The board, he said, recommended Rainforth "should receive some kind of censure" for giving alcohol to minors.
The criminal statute of limitations would have run out by that time.
The other priest accused in the new lawsuit is John Pisarcik, who was pastor of Sacred Heart of Jesus Church in Rockaway when he was charged in 1991 with sexually assaulting two boys, both under the age of 13. He later pleaded guilty to sexual assault, according to court records. The lawsuit says that it is not known where he is living.
Pisarcik allegedly abused the accuser starting when the boy was 15 years old in 1978 and continuing until 1990. The lawsuit says the priest had been working at Bayley-Ellard High School in Madison, which closed in 2005, when he met the boy during youth and church activities.
Pisarcik had been a vice principal at Bayley-Ellard. He also had been chaplain at St.
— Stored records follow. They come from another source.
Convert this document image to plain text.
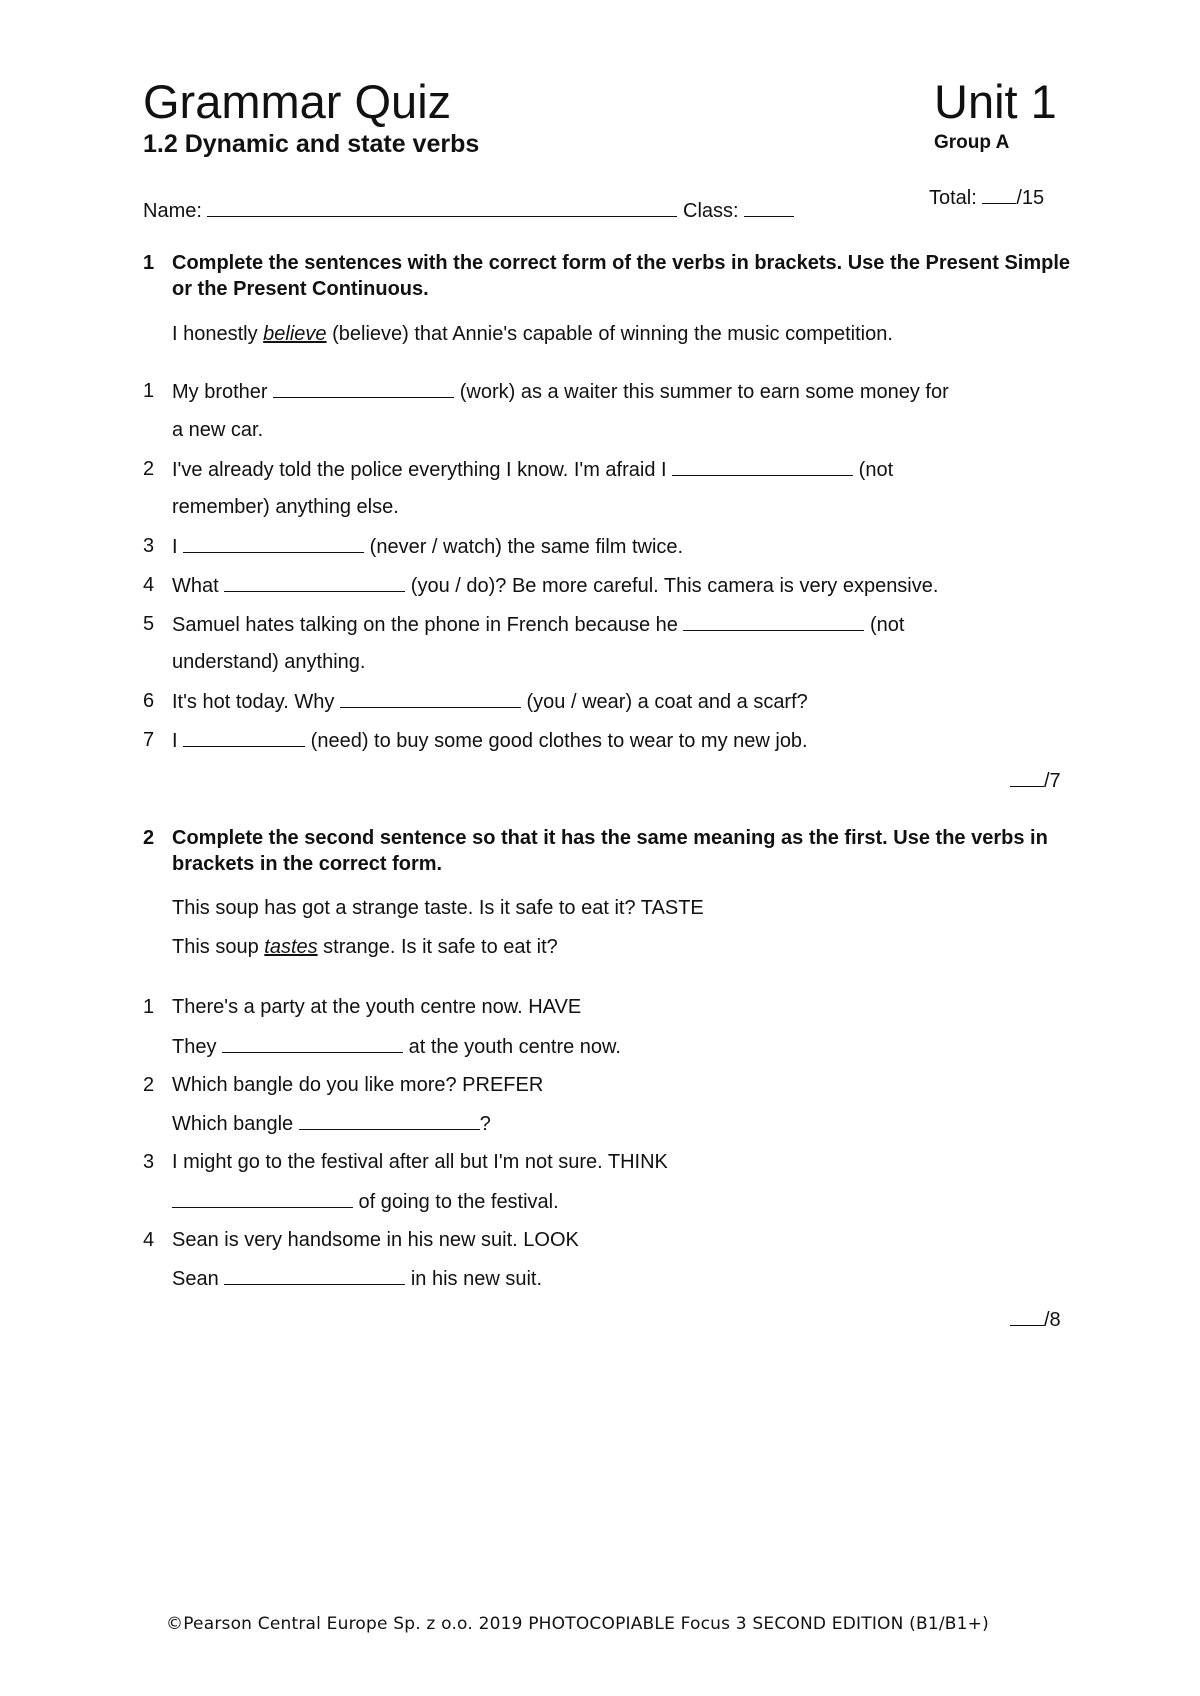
Grammar Quiz	Unit 1
1.2 Dynamic and state verbs	Group A
Name:	Class:
Total: /15
1 Complete the sentences with the correct form of the verbs in brackets. Use the Present Simple or the Present Continuous.
I honestly believe (believe) that Annie's capable of winning the music competition.
1 My brother	(work) as a waiter this summer to earn some money for
a new car.
2 I've already told the police everything I know. I'm afraid I	(not
remember) anything else.
3 I	(never / watch) the same film twice.
4 What	(you / do)? Be more careful. This camera is very expensive.
5 Samuel hates talking on the phone in French because he	(not
understand) anything.
6 It's hot today. Why	(you / wear) a coat and a scarf?
7 I	(need) to buy some good clothes to wear to my new job.
/7
2 Complete the second sentence so that it has the same meaning as the first. Use the verbs in brackets in the correct form.
This soup has got a strange taste. Is it safe to eat it? TASTE
This soup tastes strange. Is it safe to eat it?
1 There's a party at the youth centre now. HAVE
They	at the youth centre now.
2 Which bangle do you like more? PREFER
Which bangle	?
3 I might go to the festival after all but I'm not sure. THINK
of going to the festival.
4 Sean is very handsome in his new suit. LOOK
Sean	in his new suit.
/8
©Pearson Central Europe Sp. z o.o. 2019 PHOTOCOPIABLE Focus 3 SECOND EDITION (B1/B1+)
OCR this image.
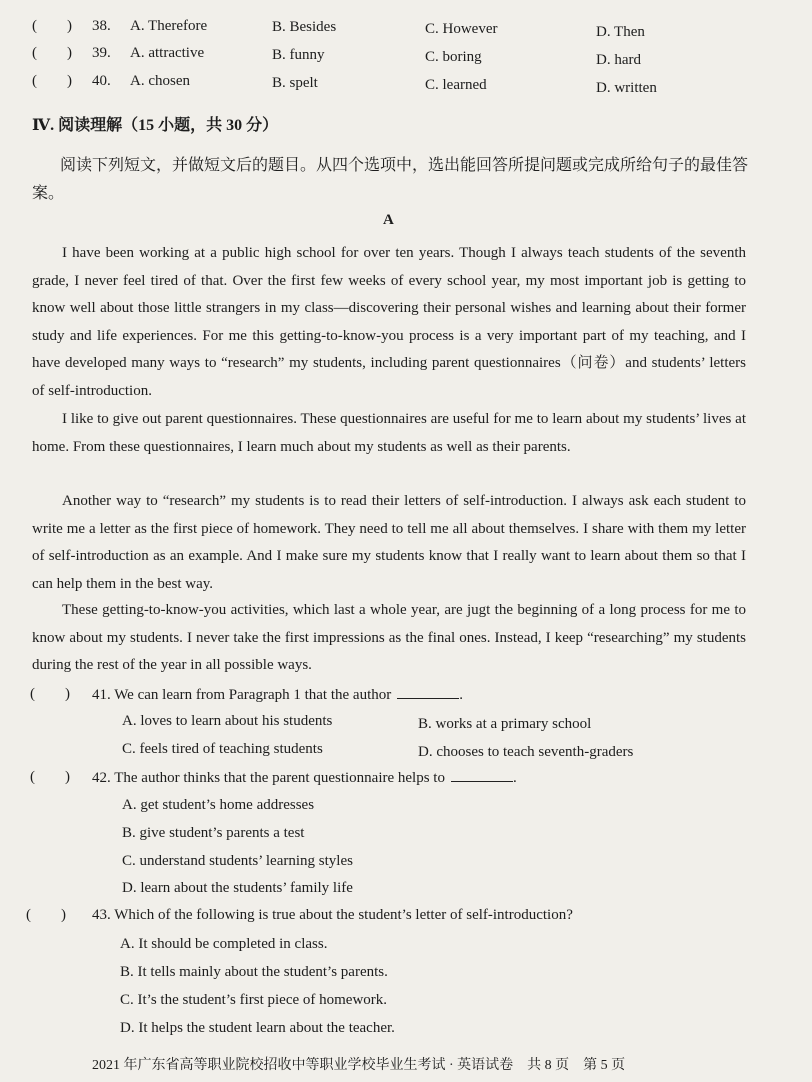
(　　) 38. A. Therefore	B. Besides	C. However	D. Then
(　　) 39. A. attractive	B. funny	C. boring	D. hard
(　　) 40. A. chosen	B. spelt	C. learned	D. written
Ⅳ. 阅读理解（15 小题，共 30 分）
阅读下列短文，并做短文后的题目。从四个选项中，选出能回答所提问题或完成所给句子的最佳答案。
A
I have been working at a public high school for over ten years. Though I always teach students of the seventh grade, I never feel tired of that. Over the first few weeks of every school year, my most important job is getting to know well about those little strangers in my class—discovering their personal wishes and learning about their former study and life experiences. For me this getting-to-know-you process is a very important part of my teaching, and I have developed many ways to “research” my students, including parent questionnaires（问卷）and students’ letters of self-introduction.
I like to give out parent questionnaires. These questionnaires are useful for me to learn about my students’ lives at home. From these questionnaires, I learn much about my students as well as their parents.
Another way to “research” my students is to read their letters of self-introduction. I always ask each student to write me a letter as the first piece of homework. They need to tell me all about themselves. I share with them my letter of self-introduction as an example. And I make sure my students know that I really want to learn about them so that I can help them in the best way.
These getting-to-know-you activities, which last a whole year, are jugt the beginning of a long process for me to know about my students. I never take the first impressions as the final ones. Instead, I keep “researching” my students during the rest of the year in all possible ways.
(　　) 41. We can learn from Paragraph 1 that the author	.
A. loves to learn about his students	B. works at a primary school
C. feels tired of teaching students	D. chooses to teach seventh-graders
(　　) 42. The author thinks that the parent questionnaire helps to	.
A. get student’s home addresses
B. give student’s parents a test
C. understand students’ learning styles
D. learn about the students’ family life
(　　) 43. Which of the following is true about the student’s letter of self-introduction?
A. It should be completed in class.
B. It tells mainly about the student’s parents.
C. It’s the student’s first piece of homework.
D. It helps the student learn about the teacher.
2021 年广东省高等职业院校招收中等职业学校毕业生考试 · 英语试卷　共 8 页　第 5 页
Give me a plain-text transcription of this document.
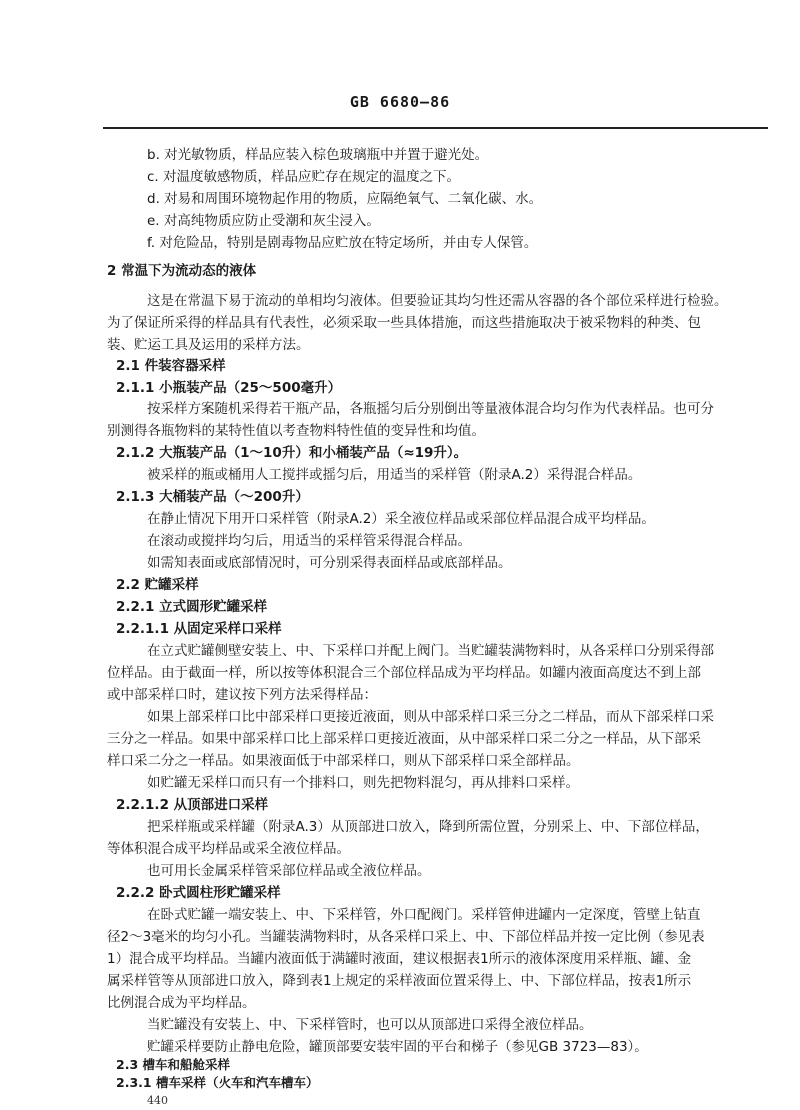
GB 6680—86
b. 对光敏物质，样品应装入棕色玻璃瓶中并置于避光处。
c. 对温度敏感物质，样品应贮存在规定的温度之下。
d. 对易和周围环境物起作用的物质，应隔绝氧气、二氧化碳、水。
e. 对高纯物质应防止受潮和灰尘浸入。
f. 对危险品，特别是剧毒物品应贮放在特定场所，并由专人保管。
2 常温下为流动态的液体
这是在常温下易于流动的单相均匀液体。但要验证其均匀性还需从容器的各个部位采样进行检验。
为了保证所采得的样品具有代表性，必须采取一些具体措施，而这些措施取决于被采物料的种类、包
装、贮运工具及运用的采样方法。
2.1 件装容器采样
2.1.1 小瓶装产品（25～500毫升）
按采样方案随机采得若干瓶产品，各瓶摇匀后分别倒出等量液体混合均匀作为代表样品。也可分
别测得各瓶物料的某特性值以考查物料特性值的变异性和均值。
2.1.2 大瓶装产品（1～10升）和小桶装产品（≈19升）。
被采样的瓶或桶用人工搅拌或摇匀后，用适当的采样管（附录A.2）采得混合样品。
2.1.3 大桶装产品（～200升）
在静止情况下用开口采样管（附录A.2）采全液位样品或采部位样品混合成平均样品。
在滚动或搅拌均匀后，用适当的采样管采得混合样品。
如需知表面或底部情况时，可分别采得表面样品或底部样品。
2.2 贮罐采样
2.2.1 立式圆形贮罐采样
2.2.1.1 从固定采样口采样
在立式贮罐侧壁安装上、中、下采样口并配上阀门。当贮罐装满物料时，从各采样口分别采得部
位样品。由于截面一样，所以按等体积混合三个部位样品成为平均样品。如罐内液面高度达不到上部
或中部采样口时，建议按下列方法采得样品：
如果上部采样口比中部采样口更接近液面，则从中部采样口采三分之二样品，而从下部采样口采
三分之一样品。如果中部采样口比上部采样口更接近液面，从中部采样口采二分之一样品，从下部采
样口采二分之一样品。如果液面低于中部采样口，则从下部采样口采全部样品。
如贮罐无采样口而只有一个排料口，则先把物料混匀，再从排料口采样。
2.2.1.2 从顶部进口采样
把采样瓶或采样罐（附录A.3）从顶部进口放入，降到所需位置，分别采上、中、下部位样品，
等体积混合成平均样品或采全液位样品。
也可用长金属采样管采部位样品或全液位样品。
2.2.2 卧式圆柱形贮罐采样
在卧式贮罐一端安装上、中、下采样管，外口配阀门。采样管伸进罐内一定深度，管壁上钻直
径2～3毫米的均匀小孔。当罐装满物料时，从各采样口采上、中、下部位样品并按一定比例（参见表
1）混合成平均样品。当罐内液面低于满罐时液面，建议根据表1所示的液体深度用采样瓶、罐、金
属采样管等从顶部进口放入，降到表1上规定的采样液面位置采得上、中、下部位样品，按表1所示
比例混合成为平均样品。
当贮罐没有安装上、中、下采样管时，也可以从顶部进口采得全液位样品。
贮罐采样要防止静电危险，罐顶部要安装牢固的平台和梯子（参见GB 3723—83）。
2.3 槽车和船舱采样
2.3.1 槽车采样（火车和汽车槽车）
440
Francis Health Resort in Denville, the principal of the now-defunct Neumann Preparatory School in Wayne, and a member of the faculty at Morris Catholic High School.
He was sentenced to five years in prison. Later, a church official said he lived at New Mexico retreat for clerics who had been accused of sexual abuse or who had other issues. The Paterson Diocese declined to disclose where he is now living.